I saw this movie yesterday and agree with Dale regarding the dialogue where it became muddy in a couple of action sequences and got lost and were overpowered by my surrounds. Overall I enjoyed the movies. Both audio and video were first rate.
Good review Dale.

Cheers


----------



## nova (Apr 30, 2006)

I liked this more than I thought I would. Not a very good film but I did find it entertaining. Also thought there was a bit of The Searchers in there as well as the other films mentioned in the review.


----------



## Sonnie (Apr 11, 2006)

I watched it over the weekend and enjoyed it fairly well. I rented and recorded it with a free certificate from Dish... so I will probably watch it again.


----------



## slims1179 (Aug 26, 2011)

Looks like I'm going to RedBox tonight and ofcourse watching it by myself since the wife wont watch anything semi scary!:yikes:


----------



## devicente (Jun 28, 2007)

I also rented over the weekend. I enjoyed it. Little bit predictable but what is not any more. Worth the rent.


----------



## ironglen (Mar 4, 2009)

ironglen said:


> "meh"???
> 
> When are all the GOOD movies coming out on blu ray? :help:
> 
> :innocent:


Well, my wife picked it out...I felt it was as _exactly_ as Dale said:

"The visual effects in Priest are pretty good and as I mentioned earlier, it does offer some great eye-candy to look at and the action is pretty good to watch as well. I think the problem I have with "Priest" was that at the end of the movie, which sets itself up for a sequel that will probably never happen, is that I just didn’t care. Yeah there were great effects, wonderful sound, lots and lots of explosions, but as the credits rolled I thought; *“meh”…*

The audio ROCKS :yes:


----------



## flyng_fool (Apr 10, 2010)

I've been interested in this movie from the get go. I knew it wan't going to be an Oscar contender but it look s entertaining, I'll have to check it out.


----------



## rwisem (Apr 6, 2009)

Absolutely it had a major plot element from the SEARCHERS, one of my all time favoorites.


----------



## JerryLove (Dec 5, 2009)

I concur: not bad not great, but "good".

The sad thing is that I think it could have been great. There are some excellent actors in there. There was a real budget. There's a solid environment and decent story to work from. The costumers did an excellent job (love especially the villan). 

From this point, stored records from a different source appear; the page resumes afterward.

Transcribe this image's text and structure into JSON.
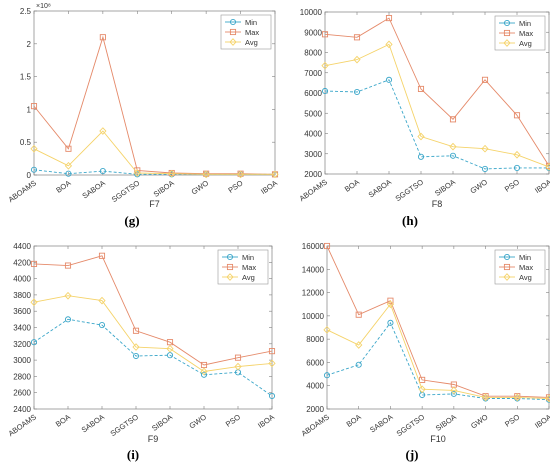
{
  "colors": {
    "Min": "#3aa6c9",
    "Max": "#e58a6a",
    "Avg": "#f5d36a"
  },
  "captions": [
    "(g)",
    "(h)",
    "(i)",
    "(j)"
  ],
  "chart_data": [
    {
      "type": "line",
      "title": "F7",
      "exponent_label": "×10⁸",
      "categories": [
        "ABOAMS",
        "BOA",
        "SABOA",
        "SGGTSO",
        "SIBOA",
        "GWO",
        "PSO",
        "IBOA"
      ],
      "ylim": [
        0,
        2.5
      ],
      "yticks": [
        0,
        0.5,
        1,
        1.5,
        2,
        2.5
      ],
      "legend_position": "top-right",
      "series": [
        {
          "name": "Min",
          "values": [
            0.08,
            0.02,
            0.06,
            0.01,
            0.01,
            0.01,
            0.01,
            0.01
          ]
        },
        {
          "name": "Max",
          "values": [
            1.05,
            0.4,
            2.1,
            0.07,
            0.03,
            0.02,
            0.02,
            0.01
          ]
        },
        {
          "name": "Avg",
          "values": [
            0.4,
            0.14,
            0.67,
            0.03,
            0.02,
            0.01,
            0.01,
            0.01
          ]
        }
      ]
    },
    {
      "type": "line",
      "title": "F8",
      "categories": [
        "ABOAMS",
        "BOA",
        "SABOA",
        "SGGTSO",
        "SIBOA",
        "GWO",
        "PSO",
        "IBOA"
      ],
      "ylim": [
        2000,
        10000
      ],
      "yticks": [
        2000,
        3000,
        4000,
        5000,
        6000,
        7000,
        8000,
        9000,
        10000
      ],
      "legend_position": "top-right",
      "series": [
        {
          "name": "Min",
          "values": [
            6100,
            6050,
            6650,
            2850,
            2900,
            2250,
            2300,
            2300
          ]
        },
        {
          "name": "Max",
          "values": [
            8900,
            8750,
            9700,
            6200,
            4700,
            6650,
            4900,
            2400
          ]
        },
        {
          "name": "Avg",
          "values": [
            7350,
            7650,
            8400,
            3850,
            3350,
            3250,
            2950,
            2350
          ]
        }
      ]
    },
    {
      "type": "line",
      "title": "F9",
      "categories": [
        "ABOAMS",
        "BOA",
        "SABOA",
        "SGGTSO",
        "SIBOA",
        "GWO",
        "PSO",
        "IBOA"
      ],
      "ylim": [
        2400,
        4400
      ],
      "yticks": [
        2400,
        2600,
        2800,
        3000,
        3200,
        3400,
        3600,
        3800,
        4000,
        4200,
        4400
      ],
      "legend_position": "top-right",
      "series": [
        {
          "name": "Min",
          "values": [
            3220,
            3500,
            3430,
            3050,
            3060,
            2820,
            2850,
            2560
          ]
        },
        {
          "name": "Max",
          "values": [
            4180,
            4160,
            4280,
            3360,
            3220,
            2940,
            3030,
            3110
          ]
        },
        {
          "name": "Avg",
          "values": [
            3710,
            3790,
            3730,
            3160,
            3140,
            2860,
            2920,
            2960
          ]
        }
      ]
    },
    {
      "type": "line",
      "title": "F10",
      "categories": [
        "ABOAMS",
        "BOA",
        "SABOA",
        "SGGTSO",
        "SIBOA",
        "GWO",
        "PSO",
        "IBOA"
      ],
      "ylim": [
        2000,
        16000
      ],
      "yticks": [
        2000,
        4000,
        6000,
        8000,
        10000,
        12000,
        14000,
        16000
      ],
      "legend_position": "top-right",
      "series": [
        {
          "name": "Min",
          "values": [
            4900,
            5800,
            9400,
            3200,
            3300,
            2900,
            2900,
            2800
          ]
        },
        {
          "name": "Max",
          "values": [
            16000,
            10100,
            11300,
            4500,
            4100,
            3100,
            3100,
            3000
          ]
        },
        {
          "name": "Avg",
          "values": [
            8800,
            7500,
            11000,
            3700,
            3600,
            3000,
            3000,
            2900
          ]
        }
      ]
    }
  ]
}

But somewhere the director just failed to pull it off. The opening sceen, which should have been terrifying and then tragic was just there. Not dull, but only marginally exciting and lacking the gravitas that could have been in a better movie. It really does set the stage.

I might buy used. I'm glad I watched... but it is the kind of movie I like.


----------



## gorb (Sep 5, 2010)

The movie was decent enough but definitely could have been better.



GranteedEV said:


> sounds like a ripoff of Hellsing Ultimate...


I don't consider it similar to hellsing other than both having vampires, people with abilities and the church. The movie isn't really similar to the manhwa either :/

http://en.wikipedia.org/wiki/Priest_(manhwa)
http://en.wikipedia.org/wiki/Hellsing


----------



## Dale Rasco (Apr 11, 2009)

I always liked Alucard. He would make a great protagonist in a live action film if they could find the right actor.


----------



## gorb (Sep 5, 2010)

I can't think of anyone who would fit as Alucard D:


----------